In chronologische volgorde schreef hij:
1934: The great waltz; A midsummer night’s dream
1935: Captain Blood
1936: Anthony Adverse
1937. The prince and the pauper; Another dawn
1938. The adventures of Robin Hood
1939. Juarez; The private lives of Elizabeth and Essex
1940. The sea hawk
1941. The sea wolf
1942. The constant nymph; King’s row
1943. Devotion
1944. Between two worlds
1945. Of human bondage 1
1946. Escape me never
In de Discografie wordt een aantal aan zijn filmmuziek gewijde opnamen genoemd. Daarnaast werden ook sommige losse deeltjes vaak populair. Voorbeelden: ‘Robin and Marian’ uit The adventures of Robin Hood (Itzhak Perlman, Sony SK 60773), de titelmuziek uit Captain Blood (Kunzel, Telarc CD80168), ‘Dogberry and verges’ uit Much ado about nothing (Shaham, DG 439.886-2) en ‘Reunion’ uit The sea hawk (De Preist, Delos DE 3234).
Discografie
Captain Blood; Elizabeth and Essex; The prince and the pauper; The sea hawk. Londens symfonie orkest o.l.v. André Previn. DG 472.347-2.
King’s row. Nationaal filharmonisch orkest o.l.v. Charles Gerhardt. Varese Sarabande VCD 47203.
A Midsummer night’s dream. Solisten met het Berlijns omroepkoor en het Duits symfonie orkest Berlijn o.l.v. Gerd Albrecht. CPO 988.449-2.
Much ado about nothing. Filharmonisch orkest van de NDR o.l.v. Werner Andreas Albrecht.
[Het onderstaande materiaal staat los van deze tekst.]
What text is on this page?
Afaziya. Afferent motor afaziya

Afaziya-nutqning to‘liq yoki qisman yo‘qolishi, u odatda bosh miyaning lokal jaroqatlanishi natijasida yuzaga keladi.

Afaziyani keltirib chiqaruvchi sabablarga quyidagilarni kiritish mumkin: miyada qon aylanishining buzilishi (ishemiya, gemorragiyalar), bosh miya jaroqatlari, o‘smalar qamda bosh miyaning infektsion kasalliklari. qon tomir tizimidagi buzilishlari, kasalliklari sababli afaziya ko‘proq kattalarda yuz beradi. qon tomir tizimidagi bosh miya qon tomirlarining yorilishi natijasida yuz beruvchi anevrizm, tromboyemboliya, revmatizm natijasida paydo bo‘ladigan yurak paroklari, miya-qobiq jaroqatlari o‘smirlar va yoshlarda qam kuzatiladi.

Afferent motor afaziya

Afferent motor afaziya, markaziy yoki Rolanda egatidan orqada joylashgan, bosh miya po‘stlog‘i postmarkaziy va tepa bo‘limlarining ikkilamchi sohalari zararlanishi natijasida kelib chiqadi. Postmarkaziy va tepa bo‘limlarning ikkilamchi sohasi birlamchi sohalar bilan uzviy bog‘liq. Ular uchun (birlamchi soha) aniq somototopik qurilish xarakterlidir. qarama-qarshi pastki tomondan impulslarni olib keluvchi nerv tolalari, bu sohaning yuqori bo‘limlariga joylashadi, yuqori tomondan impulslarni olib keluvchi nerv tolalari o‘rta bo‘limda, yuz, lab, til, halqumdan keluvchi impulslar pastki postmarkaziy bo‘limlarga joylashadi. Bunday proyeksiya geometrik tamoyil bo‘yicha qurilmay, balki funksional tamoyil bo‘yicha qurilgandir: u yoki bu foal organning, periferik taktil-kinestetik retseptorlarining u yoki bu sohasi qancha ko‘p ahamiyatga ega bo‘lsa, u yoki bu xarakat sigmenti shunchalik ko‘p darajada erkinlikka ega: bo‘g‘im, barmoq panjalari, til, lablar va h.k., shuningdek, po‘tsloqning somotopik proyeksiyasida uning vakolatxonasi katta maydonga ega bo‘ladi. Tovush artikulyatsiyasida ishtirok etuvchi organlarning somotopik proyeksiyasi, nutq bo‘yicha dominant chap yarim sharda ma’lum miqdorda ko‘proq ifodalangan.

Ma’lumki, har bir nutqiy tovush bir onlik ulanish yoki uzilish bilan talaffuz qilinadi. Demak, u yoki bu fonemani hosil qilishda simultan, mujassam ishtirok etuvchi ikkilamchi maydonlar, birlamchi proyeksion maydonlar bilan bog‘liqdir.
CPO 999.150-2.
The sea hawk. Alexander Zagorinsky met het Moskou’s symfonie orkest en –koor o.l.v. William T. Stromberg. Naxos 8570110/1 (2 cd’s).
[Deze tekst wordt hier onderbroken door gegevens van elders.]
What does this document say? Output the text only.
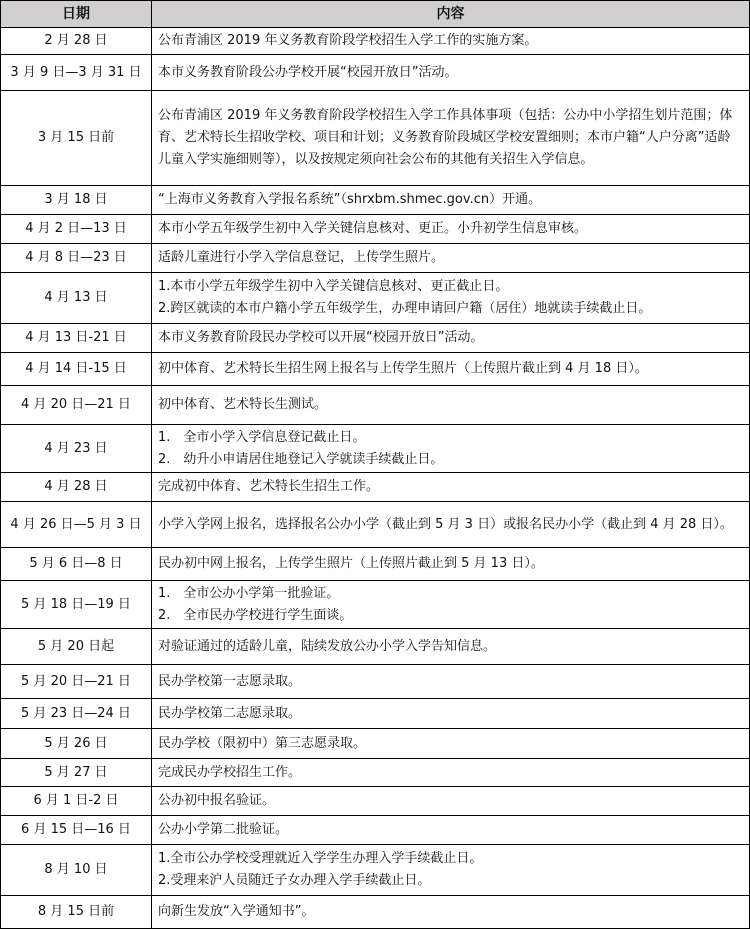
日期	内容
2 月 28 日	公布青浦区 2019 年义务教育阶段学校招生入学工作的实施方案。

3 月 9 日—3 月 31 日	本市义务教育阶段公办学校开展“校园开放日”活动。

3 月 15 日前	公布青浦区 2019 年义务教育阶段学校招生入学工作具体事项（包括：公办中小学招生划片范围；体育、艺术特长生招收学校、项目和计划；义务教育阶段城区学校安置细则；本市户籍“人户分离”适龄儿童入学实施细则等），以及按规定须向社会公布的其他有关招生入学信息。

3 月 18 日	“上海市义务教育入学报名系统”（shrxbm.shmec.gov.cn）开通。

4 月 2 日—13 日	本市小学五年级学生初中入学关键信息核对、更正。小升初学生信息审核。

4 月 8 日—23 日	适龄儿童进行小学入学信息登记，上传学生照片。

4 月 13 日	1.本市小学五年级学生初中入学关键信息核对、更正截止日。
2.跨区就读的本市户籍小学五年级学生，办理申请回户籍（居住）地就读手续截止日。

4 月 13 日-21 日	本市义务教育阶段民办学校可以开展“校园开放日”活动。

4 月 14 日-15 日	初中体育、艺术特长生招生网上报名与上传学生照片（上传照片截止到 4 月 18 日）。

4 月 20 日—21 日	初中体育、艺术特长生测试。

4 月 23 日	1.　全市小学入学信息登记截止日。
2.　幼升小申请居住地登记入学就读手续截止日。

4 月 28 日	完成初中体育、艺术特长生招生工作。

4 月 26 日—5 月 3 日	小学入学网上报名，选择报名公办小学（截止到 5 月 3 日）或报名民办小学（截止到 4 月 28 日）。

5 月 6 日—8 日	民办初中网上报名，上传学生照片（上传照片截止到 5 月 13 日）。

5 月 18 日—19 日	1.　全市公办小学第一批验证。
2.　全市民办学校进行学生面谈。

5 月 20 日起	对验证通过的适龄儿童，陆续发放公办小学入学告知信息。

5 月 20 日—21 日	民办学校第一志愿录取。

5 月 23 日—24 日	民办学校第二志愿录取。

5 月 26 日	民办学校（限初中）第三志愿录取。

5 月 27 日	完成民办学校招生工作。

6 月 1 日-2 日	公办初中报名验证。

6 月 15 日—16 日	公办小学第二批验证。

8 月 10 日	1.全市公办学校受理就近入学学生办理入学手续截止日。
2.受理来沪人员随迁子女办理入学手续截止日。

8 月 15 日前	向新生发放“入学通知书”。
The sea wolf. BBC filharmonisch orkest o.l.v. Ramon Gamba. Chandos CHAN10336.
Fragmenten uit Between two worlds; The constant nymph; Escape me never; Nationaal filharmonisch orkest o.l.v. Charles Gerhardt. Varese Sarabande VSD 5207.
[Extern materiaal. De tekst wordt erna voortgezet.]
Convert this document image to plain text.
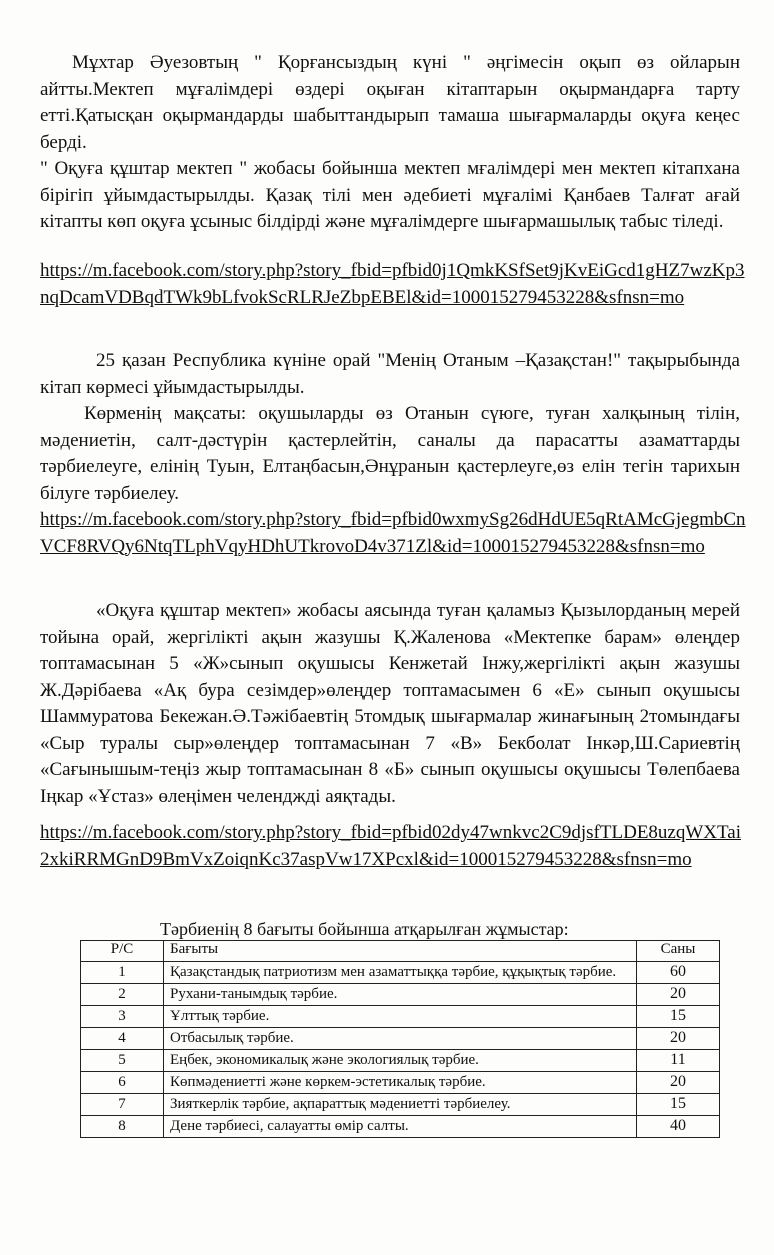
Мұхтар Әуезовтың " Қорғансыздың күні " әңгімесін оқып өз ойларын айтты.Мектеп мұғалімдері өздері оқыған кітаптарын оқырмандарға тарту етті.Қатысқан оқырмандарды шабыттандырып тамаша шығармаларды оқуға кеңес берді.

" Оқуға құштар мектеп " жобасы бойынша мектеп мғалімдері мен мектеп кітапхана бірігіп ұйымдастырылды. Қазақ тілі мен әдебиеті мұғалімі Қанбаев Талғат ағай кітапты көп оқуға ұсыныс білдірді және мұғалімдерге шығармашылық табыс тіледі.

https://m.facebook.com/story.php?story_fbid=pfbid0j1QmkKSfSet9jKvEiGcd1gHZ7wzKp3nqDcamVDBqdTWk9bLfvokScRLRJeZbpEBEl&id=100015279453228&sfnsn=mo

25 қазан Республика күніне орай "Менің Отаным –Қазақстан!" тақырыбында кітап көрмесі ұйымдастырылды.

Көрменің мақсаты: оқушыларды өз Отанын сүюге, туған халқының тілін, мәдениетін, салт-дәстүрін қастерлейтін, саналы да парасатты азаматтарды тәрбиелеуге, елінің Туын, Елтаңбасын,Әнұранын қастерлеуге,өз елін тегін тарихын білуге тәрбиелеу.

https://m.facebook.com/story.php?story_fbid=pfbid0wxmySg26dHdUE5qRtAMcGjegmbCnVCF8RVQy6NtqTLphVqyHDhUTkrovoD4v371Zl&id=100015279453228&sfnsn=mo

«Оқуға құштар мектеп» жобасы аясында туған қаламыз Қызылорданың мерей тойына орай, жергілікті ақын жазушы Қ.Жаленова «Мектепке барам» өлеңдер топтамасынан 5 «Ж»сынып оқушысы Кенжетай Інжу,жергілікті ақын жазушы Ж.Дәрібаева «Ақ бура сезімдер»өлеңдер топтамасымен 6 «Е» сынып оқушысы Шаммуратова Бекежан.Ә.Тәжібаевтің 5томдық шығармалар жинағының 2томындағы «Сыр туралы сыр»өлеңдер топтамасынан 7 «В» Бекболат Інкәр,Ш.Сариевтің «Сағынышым-теңіз жыр топтамасынан 8 «Б» сынып оқушысы оқушысы Төлепбаева Іңкар «Ұстаз» өлеңімен челенджді аяқтады.

https://m.facebook.com/story.php?story_fbid=pfbid02dy47wnkvc2C9djsfTLDE8uzqWXTai2xkiRRMGnD9BmVxZoiqnKc37aspVw17XPcxl&id=100015279453228&sfnsn=mo

Тәрбиенің 8 бағыты бойынша атқарылған жұмыстар:

Р/С	Бағыты	Саны
1	Қазақстандық патриотизм мен азаматтыққа тәрбие, құқықтық тәрбие.	60
2	Рухани-танымдық тәрбие.	20
3	Ұлттық тәрбие.	15
4	Отбасылық тәрбие.	20
5	Еңбек, экономикалық және экологиялық тәрбие.	11
6	Көпмәдениетті және көркем-эстетикалық тәрбие.	20
7	Зияткерлік тәрбие, ақпараттық мәдениетті тәрбиелеу.	15
8	Дене тәрбиесі, салауатты өмір салты.	40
Anthony Adverse. Radio symfonie orkest Berlijn o.l.v. P.J. Scott. Varese Sarabande VSD 5285.
The adventures of Robin Hood; Devotion. Moskou’s symfonie orkest o.l.v. William T. Stromberg. Marco Polo 822568.
Fragmenten uit Another dawn; Juarez; Of human bondage; The prince and the pauper ; The private lives of Elizabeth and Essex; The sea wolf Nationaal filharmonisch orkest o.l.v. Charles Gerhardt. RCA GD 80183/5.